Nutrient Load from Two Drainage Systems on Clay Soil

In the southern and the south-western parts of Finland 75% of the arable land has subsurface drainage. The Finnish state subsidizes subsurface drainage on certain conditions including for example different envelope materials, drain depth and total drain length per hectare. The typical drain depth is 1.0-1.2 m and the drain spacing varies mostly between 12 and 26 meters depending on the soil type. Gravel is the most common envelope, but also synthetic and semisynthetic textile, cocos fibre and wood chips are used. The aim of this study is to find out how two different kind of drainage methods affect crop production and nutrient load in both drainage waters and surface runoff.

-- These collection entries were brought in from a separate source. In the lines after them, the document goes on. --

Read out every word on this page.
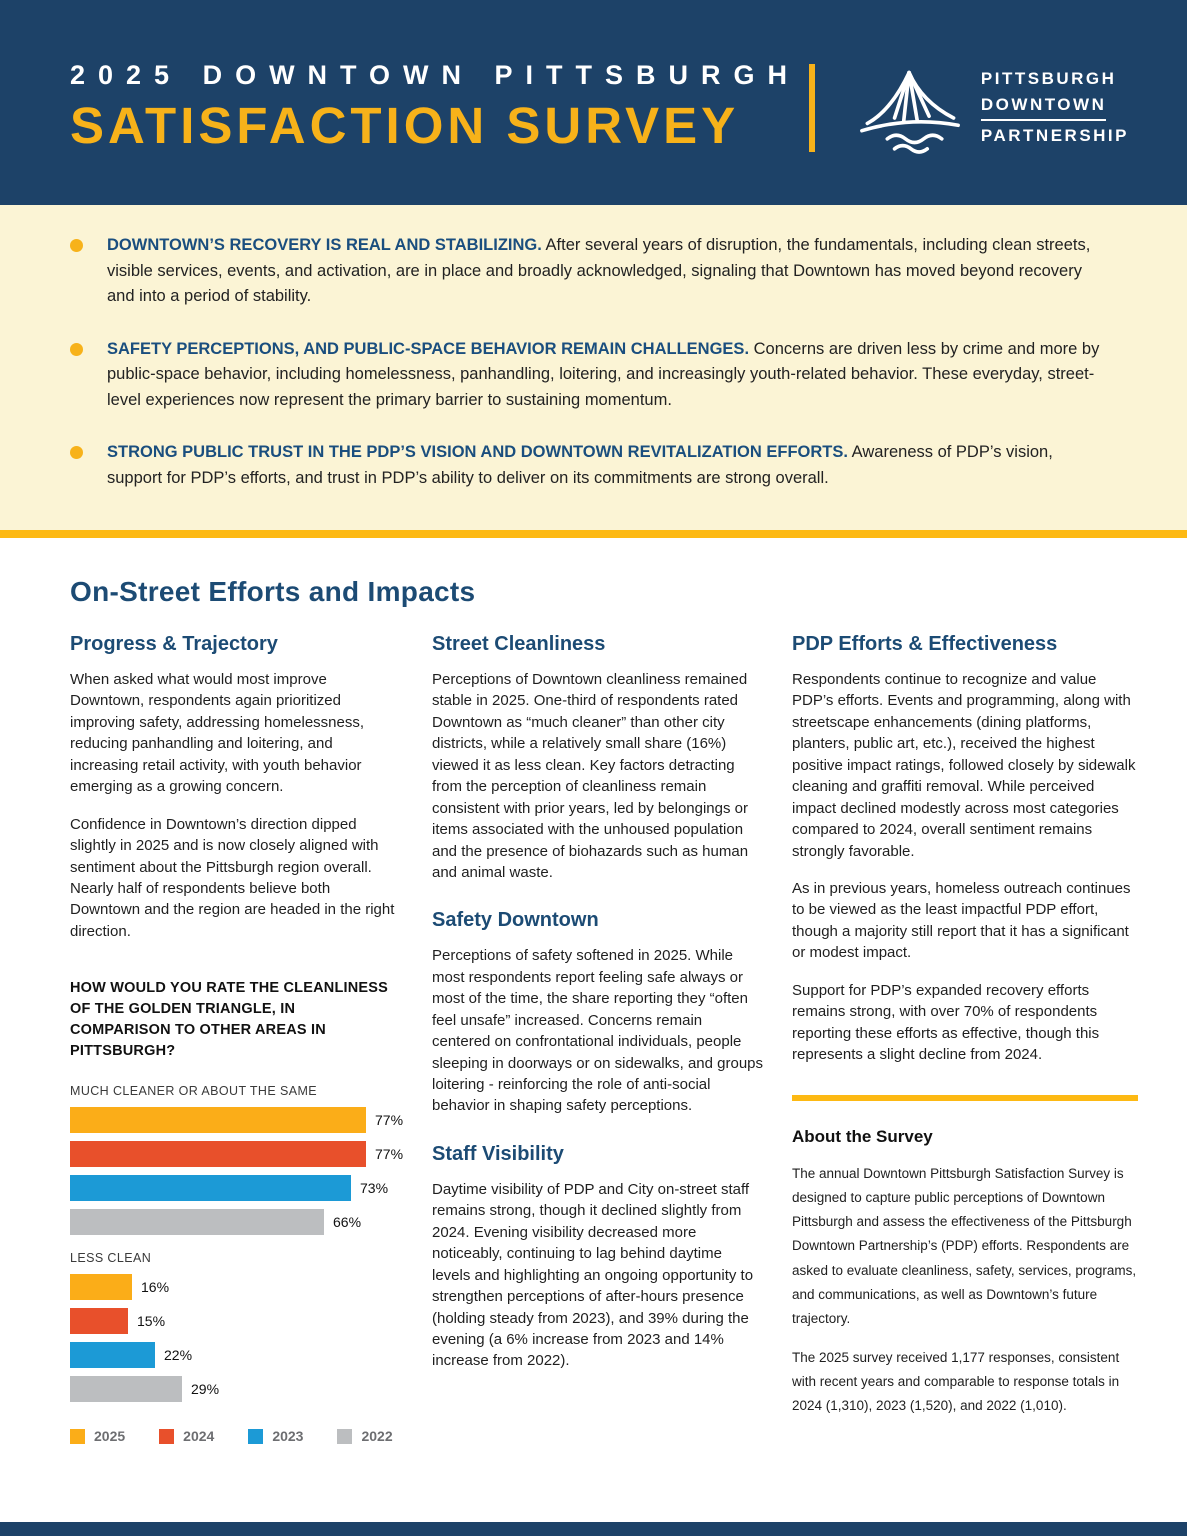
2025 DOWNTOWN PITTSBURGH
SATISFACTION SURVEY
PITTSBURGH
DOWNTOWN
PARTNERSHIP

DOWNTOWN’S RECOVERY IS REAL AND STABILIZING. After several years of disruption, the fundamentals, including clean streets, visible services, events, and activation, are in place and broadly acknowledged, signaling that Downtown has moved beyond recovery and into a period of stability.

SAFETY PERCEPTIONS, AND PUBLIC-SPACE BEHAVIOR REMAIN CHALLENGES. Concerns are driven less by crime and more by public-space behavior, including homelessness, panhandling, loitering, and increasingly youth-related behavior. These everyday, street-level experiences now represent the primary barrier to sustaining momentum.

STRONG PUBLIC TRUST IN THE PDP’S VISION AND DOWNTOWN REVITALIZATION EFFORTS. Awareness of PDP’s vision, support for PDP’s efforts, and trust in PDP’s ability to deliver on its commitments are strong overall.

On-Street Efforts and Impacts
Progress & Trajectory

When asked what would most improve Downtown, respondents again prioritized improving safety, addressing homelessness, reducing panhandling and loitering, and increasing retail activity, with youth behavior emerging as a growing concern.

Confidence in Downtown’s direction dipped slightly in 2025 and is now closely aligned with sentiment about the Pittsburgh region overall. Nearly half of respondents believe both Downtown and the region are headed in the right direction.

HOW WOULD YOU RATE THE CLEANLINESS OF THE GOLDEN TRIANGLE, IN COMPARISON TO OTHER AREAS IN PITTSBURGH?
MUCH CLEANER OR ABOUT THE SAME
77%
77%
73%
66%
LESS CLEAN
16%
15%
22%
29%
2025	2024	2023	2022
Street Cleanliness

Perceptions of Downtown cleanliness remained stable in 2025. One-third of respondents rated Downtown as “much cleaner” than other city districts, while a relatively small share (16%) viewed it as less clean. Key factors detracting from the perception of cleanliness remain consistent with prior years, led by belongings or items associated with the unhoused population and the presence of biohazards such as human and animal waste.

Safety Downtown

Perceptions of safety softened in 2025. While most respondents report feeling safe always or most of the time, the share reporting they “often feel unsafe” increased. Concerns remain centered on confrontational individuals, people sleeping in doorways or on sidewalks, and groups loitering - reinforcing the role of anti-social behavior in shaping safety perceptions.

Staff Visibility

Daytime visibility of PDP and City on-street staff remains strong, though it declined slightly from 2024. Evening visibility decreased more noticeably, continuing to lag behind daytime levels and highlighting an ongoing opportunity to strengthen perceptions of after-hours presence (holding steady from 2023), and 39% during the evening (a 6% increase from 2023 and 14% increase from 2022).

PDP Efforts & Effectiveness

Respondents continue to recognize and value PDP’s efforts. Events and programming, along with streetscape enhancements (dining platforms, planters, public art, etc.), received the highest positive impact ratings, followed closely by sidewalk cleaning and graffiti removal. While perceived impact declined modestly across most categories compared to 2024, overall sentiment remains strongly favorable.

As in previous years, homeless outreach continues to be viewed as the least impactful PDP effort, though a majority still report that it has a significant or modest impact.

Support for PDP’s expanded recovery efforts remains strong, with over 70% of respondents reporting these efforts as effective, though this represents a slight decline from 2024.

About the Survey

The annual Downtown Pittsburgh Satisfaction Survey is designed to capture public perceptions of Downtown Pittsburgh and assess the effectiveness of the Pittsburgh Downtown Partnership’s (PDP) efforts. Respondents are asked to evaluate cleanliness, safety, services, programs, and communications, as well as Downtown’s future trajectory.

The 2025 survey received 1,177 responses, consistent with recent years and comparable to response totals in 2024 (1,310), 2023 (1,520), and 2022 (1,010).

In the method I gravel is used as an envelope and the drain spacing is 8 m. In the method II very thin textile (<1 mm) is used as an envelope and drain spacing is 6 m. The research is carried out on a field at Jokioinen in south-western Finland. The soil is heavy clay and the mean slope is 1%. The existing tile drainage pipes were laid in 1954 using 16 m spacing and an average depth of 1 m. The size of the field is 6 ha and it consists of 3 field sections each with a separate drainage system. In the summer of 2008, the additional drainage systems were built into two of the field sections using the methods I and II . The third one was left as a control plot. Runoff volume and water quality of subsurface and surface waters and crop yield from each field section have been measured. Concentrations of total phosphorus, dissolved orthophosphate, total nitrogen, ammonium nitrate, nitrate nitrogen and solid substances have been determined from the samples. In the paper runoff, nutrient load and crop yield from the calibration and testing periods are presented. The feasibility of the two drainage methods is evaluated from the point of view of crop production and nutrient loading to surface waters.